Kolizja z obcokrajowcem – co robić?
Uczestnicy ruchu drogowego nie zawsze wiedzą, jak zachować się w przypadku udziału w zdarzeniu, którego sprawca prowadził pojazd z zagranicznymi tablicami rejestracyjnymi, aby maksymalnie zabezpieczyć swoje interesy. PBUK tłumaczy, że w takim przypadku przede wszystkim należy spisać kilka danych, takich jak: numer rejestracyjny, markę pojazdu, numer Zielonej Karty z datą jej ważności lub numer polisy OC, jeżeli pojazd sprawcy jest z kraju EOG, Andory, Serbii, Szwajcarii lub Zjednoczonego Królestwa Wielkiej Brytanii i Irlandii Północnej, oraz nazwę ubezpieczyciela, który wydał polisę lub certyfikat Zielonej Karty.
Wspólny druk zgłoszenia szkody
W sytuacji, gdy dojdzie do kolizji z pojazdem z zagranicznymi tablicami rejestracyjnymi a w wypadku nikt nie ucierpiał i nie była potrzebna interwencja policji warto skorzystać z druku wspólnego zgłoszenia szkody. Ułatwi to sporządzenie ze sprawcą oświadczenie o okolicznościach zdarzenia. Co ważne druk pobrać można ze strony internetowej PBUK.
– Druk wspólnego zgłoszenia szkody to zunifikowany europejski formularz bardzo przydatny w przypadku kolizji z pojazdem z zagranicznymi tablicami rejestracyjnymi. Sporządzony jest w dwóch językach: polskim i angielskim.
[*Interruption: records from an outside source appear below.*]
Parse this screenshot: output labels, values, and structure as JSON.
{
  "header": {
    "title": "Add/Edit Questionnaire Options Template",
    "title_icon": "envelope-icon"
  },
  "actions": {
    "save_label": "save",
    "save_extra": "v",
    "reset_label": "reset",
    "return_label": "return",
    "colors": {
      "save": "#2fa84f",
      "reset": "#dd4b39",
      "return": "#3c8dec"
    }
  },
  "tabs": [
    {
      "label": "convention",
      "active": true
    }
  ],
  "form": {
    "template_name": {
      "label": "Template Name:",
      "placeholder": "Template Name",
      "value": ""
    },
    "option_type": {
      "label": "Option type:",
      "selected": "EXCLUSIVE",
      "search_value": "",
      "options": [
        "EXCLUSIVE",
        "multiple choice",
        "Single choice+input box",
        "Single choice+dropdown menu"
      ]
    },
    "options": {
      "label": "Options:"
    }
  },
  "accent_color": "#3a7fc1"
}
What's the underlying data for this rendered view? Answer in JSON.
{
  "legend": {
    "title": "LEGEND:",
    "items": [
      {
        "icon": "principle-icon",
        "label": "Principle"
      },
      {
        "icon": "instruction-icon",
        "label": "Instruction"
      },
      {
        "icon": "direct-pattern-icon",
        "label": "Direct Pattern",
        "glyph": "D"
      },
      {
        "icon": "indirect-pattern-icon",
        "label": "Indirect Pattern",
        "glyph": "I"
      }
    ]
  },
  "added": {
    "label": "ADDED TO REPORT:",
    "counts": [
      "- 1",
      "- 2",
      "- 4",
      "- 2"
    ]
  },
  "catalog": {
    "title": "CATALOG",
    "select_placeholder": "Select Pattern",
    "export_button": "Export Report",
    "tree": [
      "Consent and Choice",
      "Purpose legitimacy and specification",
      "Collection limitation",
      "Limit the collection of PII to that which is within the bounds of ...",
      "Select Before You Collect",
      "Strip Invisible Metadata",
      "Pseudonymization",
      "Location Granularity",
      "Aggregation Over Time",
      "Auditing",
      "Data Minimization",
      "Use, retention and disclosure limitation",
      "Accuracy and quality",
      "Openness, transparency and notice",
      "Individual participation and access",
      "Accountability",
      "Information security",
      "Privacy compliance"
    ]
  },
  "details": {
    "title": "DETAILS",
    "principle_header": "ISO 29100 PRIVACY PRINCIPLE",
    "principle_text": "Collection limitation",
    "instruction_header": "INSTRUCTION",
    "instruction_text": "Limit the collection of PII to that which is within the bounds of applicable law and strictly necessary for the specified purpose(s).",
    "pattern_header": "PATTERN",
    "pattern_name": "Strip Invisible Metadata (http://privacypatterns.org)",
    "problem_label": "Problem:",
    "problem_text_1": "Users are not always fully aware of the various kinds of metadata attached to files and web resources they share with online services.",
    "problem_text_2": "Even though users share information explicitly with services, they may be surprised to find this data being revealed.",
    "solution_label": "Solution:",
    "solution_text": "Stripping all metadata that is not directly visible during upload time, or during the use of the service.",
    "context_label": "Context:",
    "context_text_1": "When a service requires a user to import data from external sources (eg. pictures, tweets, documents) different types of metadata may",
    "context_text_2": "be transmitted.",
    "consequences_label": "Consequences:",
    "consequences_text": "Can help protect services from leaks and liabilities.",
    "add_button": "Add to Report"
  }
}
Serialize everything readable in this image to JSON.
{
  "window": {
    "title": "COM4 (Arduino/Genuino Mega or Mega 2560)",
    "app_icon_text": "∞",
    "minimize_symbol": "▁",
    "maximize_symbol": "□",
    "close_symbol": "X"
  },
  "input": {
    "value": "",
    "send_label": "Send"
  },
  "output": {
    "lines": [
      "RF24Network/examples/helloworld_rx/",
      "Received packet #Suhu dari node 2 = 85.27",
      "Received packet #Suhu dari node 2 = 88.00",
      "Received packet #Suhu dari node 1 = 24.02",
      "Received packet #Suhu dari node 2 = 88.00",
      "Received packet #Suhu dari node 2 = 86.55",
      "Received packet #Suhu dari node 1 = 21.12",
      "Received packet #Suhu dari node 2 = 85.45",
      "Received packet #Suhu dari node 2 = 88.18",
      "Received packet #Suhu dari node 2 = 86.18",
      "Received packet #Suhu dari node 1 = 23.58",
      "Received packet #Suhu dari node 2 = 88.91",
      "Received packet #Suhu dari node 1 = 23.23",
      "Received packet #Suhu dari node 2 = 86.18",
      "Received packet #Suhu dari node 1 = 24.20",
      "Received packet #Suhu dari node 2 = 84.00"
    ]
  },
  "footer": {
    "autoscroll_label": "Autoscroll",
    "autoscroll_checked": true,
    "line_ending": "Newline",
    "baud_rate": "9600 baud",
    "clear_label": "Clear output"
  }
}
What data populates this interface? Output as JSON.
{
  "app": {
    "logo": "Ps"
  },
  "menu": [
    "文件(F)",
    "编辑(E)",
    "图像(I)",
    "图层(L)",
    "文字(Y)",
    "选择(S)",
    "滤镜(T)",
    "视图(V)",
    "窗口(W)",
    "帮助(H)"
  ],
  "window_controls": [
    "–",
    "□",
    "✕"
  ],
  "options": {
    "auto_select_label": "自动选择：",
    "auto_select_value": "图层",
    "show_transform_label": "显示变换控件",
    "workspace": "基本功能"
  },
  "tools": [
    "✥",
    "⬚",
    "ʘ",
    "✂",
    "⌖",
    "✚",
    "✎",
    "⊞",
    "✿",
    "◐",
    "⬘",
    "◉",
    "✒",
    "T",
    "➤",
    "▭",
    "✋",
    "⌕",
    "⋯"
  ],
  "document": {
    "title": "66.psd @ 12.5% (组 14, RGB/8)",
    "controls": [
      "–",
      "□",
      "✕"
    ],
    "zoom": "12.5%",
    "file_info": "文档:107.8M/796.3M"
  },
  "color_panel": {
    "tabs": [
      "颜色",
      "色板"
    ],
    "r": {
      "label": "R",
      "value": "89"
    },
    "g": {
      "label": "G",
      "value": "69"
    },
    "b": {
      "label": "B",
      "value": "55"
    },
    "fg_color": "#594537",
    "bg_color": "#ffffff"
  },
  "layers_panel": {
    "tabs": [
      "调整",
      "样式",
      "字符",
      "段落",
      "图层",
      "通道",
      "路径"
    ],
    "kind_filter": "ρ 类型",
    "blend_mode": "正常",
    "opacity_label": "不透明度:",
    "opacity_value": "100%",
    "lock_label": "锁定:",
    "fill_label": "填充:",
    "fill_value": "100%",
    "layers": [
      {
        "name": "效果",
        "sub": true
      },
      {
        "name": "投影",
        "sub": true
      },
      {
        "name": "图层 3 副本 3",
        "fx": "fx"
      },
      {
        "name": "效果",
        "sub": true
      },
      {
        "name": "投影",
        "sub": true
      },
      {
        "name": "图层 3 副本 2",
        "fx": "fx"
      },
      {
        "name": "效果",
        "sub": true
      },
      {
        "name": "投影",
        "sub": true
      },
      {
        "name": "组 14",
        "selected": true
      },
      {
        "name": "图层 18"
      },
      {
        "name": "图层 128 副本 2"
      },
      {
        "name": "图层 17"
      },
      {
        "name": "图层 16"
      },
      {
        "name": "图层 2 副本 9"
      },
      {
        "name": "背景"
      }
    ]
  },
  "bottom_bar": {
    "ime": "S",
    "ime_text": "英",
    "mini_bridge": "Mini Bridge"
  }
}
W sytuacji, gdy nie znając języka nie możemy porozumieć się ze sprawcą, pomoże w tym uniwersalny formularz – mówi Mariusz Wichtowski, prezes zarządu PBUK.
Z pewnością warto także sporządzić dokumentację zdjęciową (np. smartfonem) dotyczącą uczestniczących w zdarzeniu pojazdów (koniecznie z numerami rejestracyjnymi), innych uszkodzonych rzeczy oraz miejsca zdarzenia oraz, o ile to możliwe, zabezpieczyć fotograficznie dane z dokumentów kierujących oraz ich pojazdów.